Puisque l’histoire de Lyon s’écrit au présent, cette traboule est rentrée dans la légende en octobre 1999, du fait de son implantation stratégique. Non seulement le passage débouche au 7 rue Puits-Gaillot, descendant à travers plusieurs volées d’escalier jusqu’à l’hôtel de ville, mais il a un temps accueilli les locaux de Lyon Capitale.

Lorsque le président chinois Jiang Zemin fut reçu en mairie de Lyon, le journal permit au dissident Wei Jingsheng d’interpeller le chef d’État au mégaphone depuis le balcon, au nez et à la barbe d’un service de sécurité qui ignorait tout de ce passage secret. Depuis, la traboule mérite son surnom de « traboule des droits de l’homme ». 

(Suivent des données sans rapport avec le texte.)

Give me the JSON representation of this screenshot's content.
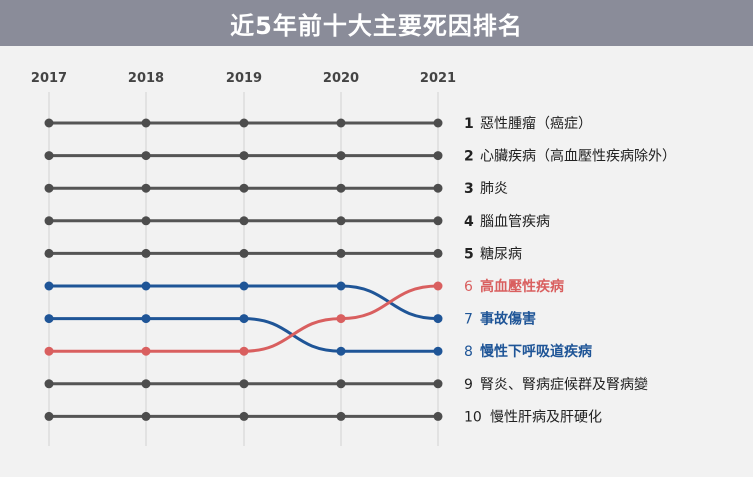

 8/ 29 rue Imbert-Colomès, la canute

Plus haut dans les Pentes, impossible de ne pas citer la cour des Voraces, qui, en dépit de sa popularité internationale, voit davantage passer de Lyonnais débaroulant de la Croix-Rousse que de touristes. Loin d’un folklore désuet en voie de disneylandisation, les Croix-Roussiens n’ont jamais cessé de trabouler. Lors des rassemblements nocturnes sauvages contre la réforme des retraites début 2023, ces passages ont d’ailleurs donné lieu à de longues heures de jeu du chat et de la souris entre forces de l’ordre et manifestants. 


9/ 5 petite rue des Feuillants, la majestueuse

En redescendant vers le Rhône, impossible de manquer cet escalier à couper le souffle, rescapé d’un couvent du XVIIe siècle. Noircie jusqu’à sa restauration il y a une vingtaine d’années, sa blancheur immaculée lui a été rendue après conventionnement avec la copropriété, qui donne également sur le 4 rue de Thou. 


10/ 9 rue Laurencin, la seule en Presqu’île

Notre tour s’achève dans la cour des Trois-Passages, seule cour conventionnée en Presqu’île, qui compte pourtant d’innombrables passages rue des Marronniers, rue Mercière, rue Auguste-Comte, rue Tupin ou encore rue Franklin. Elle sert néanmoins de parking et mériterait un sérieux rafraîchissement.